Он криво усмехнулся:
– Теперь мы с ней можем заключить перемирие. Я предложил выпустить ее на свободу и перевести под домашний арест в месте, которое я выберу сам. Она не может оставаться в святилище до конца своей жизни. Она хочет выбраться оттуда. И эти девочки растут там, как цветы без солнца. Они должны выйти на свободу. Старшая дочь просто восхитительна, как статуя из перламутра. Если мы ее выпустим, она расцветет, словно роза.
Ревность растекается под моим языком как желудочная горечь. Я чувствую, что меня скоро может стошнить.
– И где же будет цвести эта роза? – язвительно спрашиваю я. – Только не в одном из моих домов, я не потерплю ее под моей крышей.
Он смотрел на огонь, но теперь повернул свое такое знакомое, такое любимое лицо, омраченное думами, ко мне.
– Я думал, что мы могли бы взять трех старших девочек ко двору, – говорит он. – Я думал, что они могли бы служить тебе в твоей свите, если ты не будешь возражать. Это же дочери Эдуарда, девочки из рода Йорков, твои племянницы. Тебе следует любить их так же, как ты любишь Маргариту. Я думал, что ты можешь присматривать за ними и, когда придет время, мы найдем для них хороших мужей и устроим их дальнейшую жизнь.
Я опираюсь спиной на каменный откос и чувствую живительную прохладу, вливающуюся мне в спину.
– Ты хочешь, чтобы они пришли сюда и жили здесь, со мной? – спрашиваю я. – Дочери Вудвилл?
Он кивает как ни в чем не бывало.
– Ты не найдешь более красивой фрейлины, чтобы украсить твою свиту, чем принцесса Елизавета, – говорит он.
– Госпожа Елизавета, – поправляю я его сквозь сжатые зубы. – Ты объявил ее мать шлюхой своего брата, а ее – незаконнорожденной.
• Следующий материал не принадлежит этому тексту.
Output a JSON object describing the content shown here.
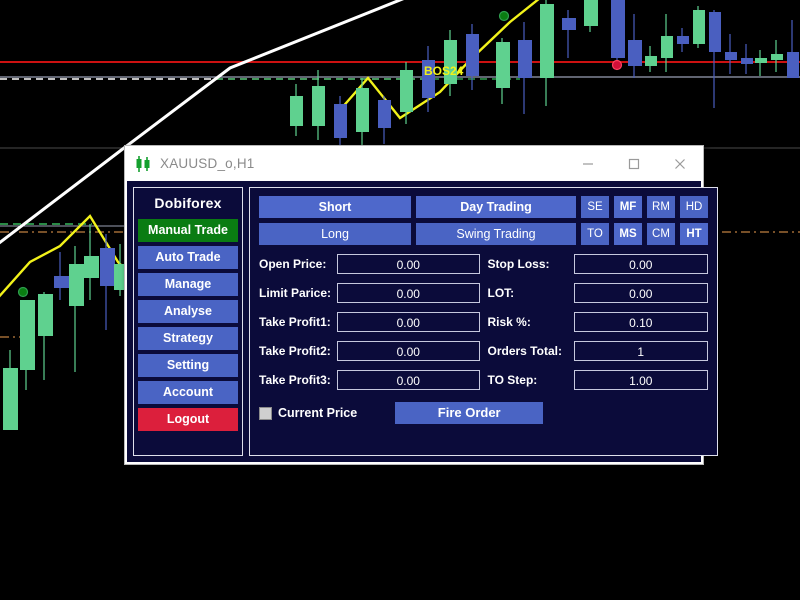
{
  "window": {
    "title": "XAUUSD_o,H1",
    "icon": "candlestick-icon",
    "controls": {
      "minimize": "—",
      "maximize": "□",
      "close": "✕"
    }
  },
  "sidebar": {
    "brand": "Dobiforex",
    "items": [
      {
        "label": "Manual Trade",
        "state": "active"
      },
      {
        "label": "Auto Trade",
        "state": "normal"
      },
      {
        "label": "Manage",
        "state": "normal"
      },
      {
        "label": "Analyse",
        "state": "normal"
      },
      {
        "label": "Strategy",
        "state": "normal"
      },
      {
        "label": "Setting",
        "state": "normal"
      },
      {
        "label": "Account",
        "state": "normal"
      },
      {
        "label": "Logout",
        "state": "danger"
      }
    ]
  },
  "toolbar": {
    "row1": {
      "direction": "Short",
      "style": "Day Trading",
      "toggles": [
        "SE",
        "MF",
        "RM",
        "HD"
      ]
    },
    "row2": {
      "direction": "Long",
      "style": "Swing Trading",
      "toggles": [
        "TO",
        "MS",
        "CM",
        "HT"
      ]
    }
  },
  "form": {
    "left": [
      {
        "label": "Open Price:",
        "value": "0.00"
      },
      {
        "label": "Limit Parice:",
        "value": "0.00"
      },
      {
        "label": "Take Profit1:",
        "value": "0.00"
      },
      {
        "label": "Take Profit2:",
        "value": "0.00"
      },
      {
        "label": "Take Profit3:",
        "value": "0.00"
      }
    ],
    "right": [
      {
        "label": "Stop Loss:",
        "value": "0.00"
      },
      {
        "label": "LOT:",
        "value": "0.00"
      },
      {
        "label": "Risk %:",
        "value": "0.10"
      },
      {
        "label": "Orders Total:",
        "value": "1"
      },
      {
        "label": "TO Step:",
        "value": "1.00"
      }
    ]
  },
  "bottom": {
    "checkbox_label": "Current Price",
    "checkbox_checked": false,
    "fire_label": "Fire Order"
  },
  "chart": {
    "symbol_label": "BOS24",
    "background": "#000000",
    "colors": {
      "bull_candle": "#5fd18f",
      "bear_candle": "#4a5fc0",
      "resistance_line": "#cc1111",
      "level_line": "#9aa0b5",
      "bos_dashed": "#ffffff",
      "support_dashed": "#2f9e4f",
      "trendline": "#ffffff",
      "zigzag": "#f2f21a",
      "fib_dashed": "#c08040",
      "buy_dot": "#0a7c12",
      "sell_dot": "#d01038"
    }
  }
}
Так что она просто госпожа Елизавета Грей.
Он коротко смеется, словно над чем-то, что он забыл.
– Ах да, – говорит он.
– А что будет с ее матерью?
– Я поселю ее на окраине. Я доверяю Джонни Несфилду и поселю ее с младшими девочками в его доме, а он присмотрит за ними для меня.
– Они будут находиться под арестом?
– Почти.
– Им будет запрещено выходить из дома? – не успокаиваюсь я. – Они будут сидеть взаперти?
– Если Несфилд сочтет это необходимым, то да. – Он пожимает плечами.
Наконец я понимаю, что Елизавета Вудвилл снова станет хозяйкой славного деревенского домика, а ее дочери буду жить и прислуживать мне при дворе как фрейлины. Они будут свободны и веселы, как вольные птицы, и она снова одержит победу.